Question

The hybridization state of the central atom in $\text{HgC}{\text{l}}_2$ is –
(1) $\text{sp}$
(2) $\text{s}{\text{p}}^2$
(3) $\text{s}{\text{p}}^3$

Answer 1

Hint: The structure of $\text{HgC}{\text{l}}_{\text{2}}$ is linear and the hybridization state of the central atom can be predicted by using VSEPR theory. This theory defines the hybridization and geometry of a compound by determining the number of electrons involved in bonding.

Complete answer:
To find out the hybridization of the central atom, we need to calculate the steric number. The steric number is the number of atoms bonded to a central atom of a molecule plus the no. of lone pairs attached to it. It is used alongside VSEPR theory to determine the molecular geometry and thus the hybridization of the central atom.
The atomic number of Hg is 80 and thus its electronic configuration is –
$$\text{Hg}-\left[\text{Xe}\right]4{\text{f}}^{14}5{\text{d}}^{10}6{\text{s}}^2$$
Here, the outermost orbital is 6s-orbital. So, it has 2 valence electrons. Since it is bonded to two chlorine atoms, therefore the two electrons will be shared with these two chlorine atoms and it will form $\text{HgC}{\text{l}}_2$. Thus, it has no lone pairs of electrons. Therefore, the steric number of $\text{HgC}{\text{l}}_{\text{2}}$ comes out to be 2.
$$\begin{array}{rl}& \text{Steric number}=\text{No}\text{. of atoms bonded to central atom}+\text{No}\text{. of lone pairs}\\ & \text{Steric number}\left(\text{HgC}{\text{l}}_2\right)=2+0=2\end{array}$$
This suggests that the molecule possesses linear geometry in which the hybridization of the central atom is sp-hybridized. The Lewis structure of $\text{HgC}{\text{l}}_2$ is drawn below.
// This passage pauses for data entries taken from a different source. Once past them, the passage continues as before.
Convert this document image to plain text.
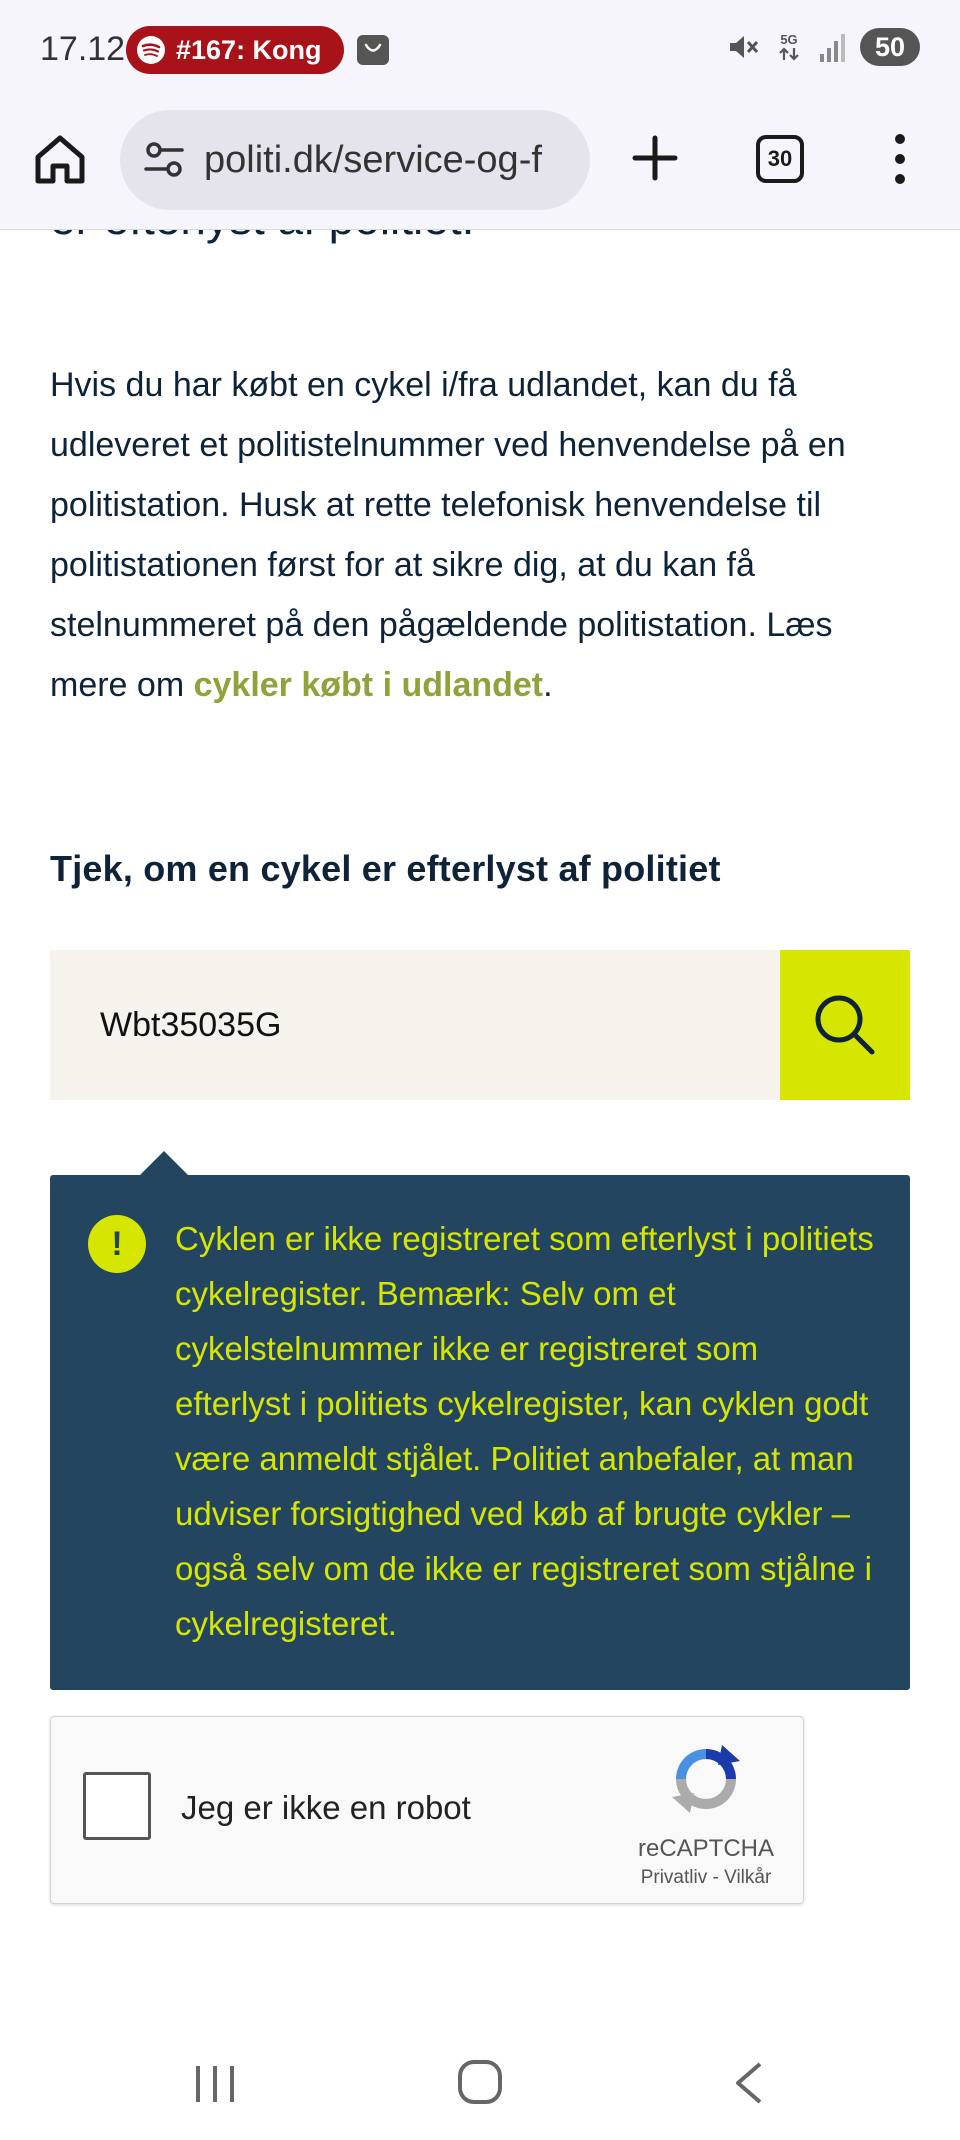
Hvis du har købt en cykel i/fra udlandet, kan du få udleveret et politistelnummer ved henvendelse på en politistation. Husk at rette telefonisk henvendelse til politistationen først for at sikre dig, at du kan få stelnummeret på den pågældende politistation. Læs mere om cykler købt i udlandet.

Tjek, om en cykel er efterlyst af politiet
Wbt35035G
!	Cyklen er ikke registreret som efterlyst i politiets cykelregister. Bemærk: Selv om et cykelstelnummer ikke er registreret som efterlyst i politiets cykelregister, kan cyklen godt være anmeldt stjålet. Politiet anbefaler, at man udviser forsigtighed ved køb af brugte cykler – også selv om de ikke er registreret som stjålne i cykelregisteret.

Jeg er ikke en robot
reCAPTCHA
Privatliv - Vilkår
17.12 #167: Kong	5G	50
politi.dk/service-og-f	30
Hence, the correct answer is (1) sp.

Note:
The steric number defines the shape and geometry of the molecule by assigning the position of atoms in such a way that the repulsion between electron pairs will be minimal. For example, a steric number of 2 provides a linear shape in which the bonding electrons are 180 degrees apart.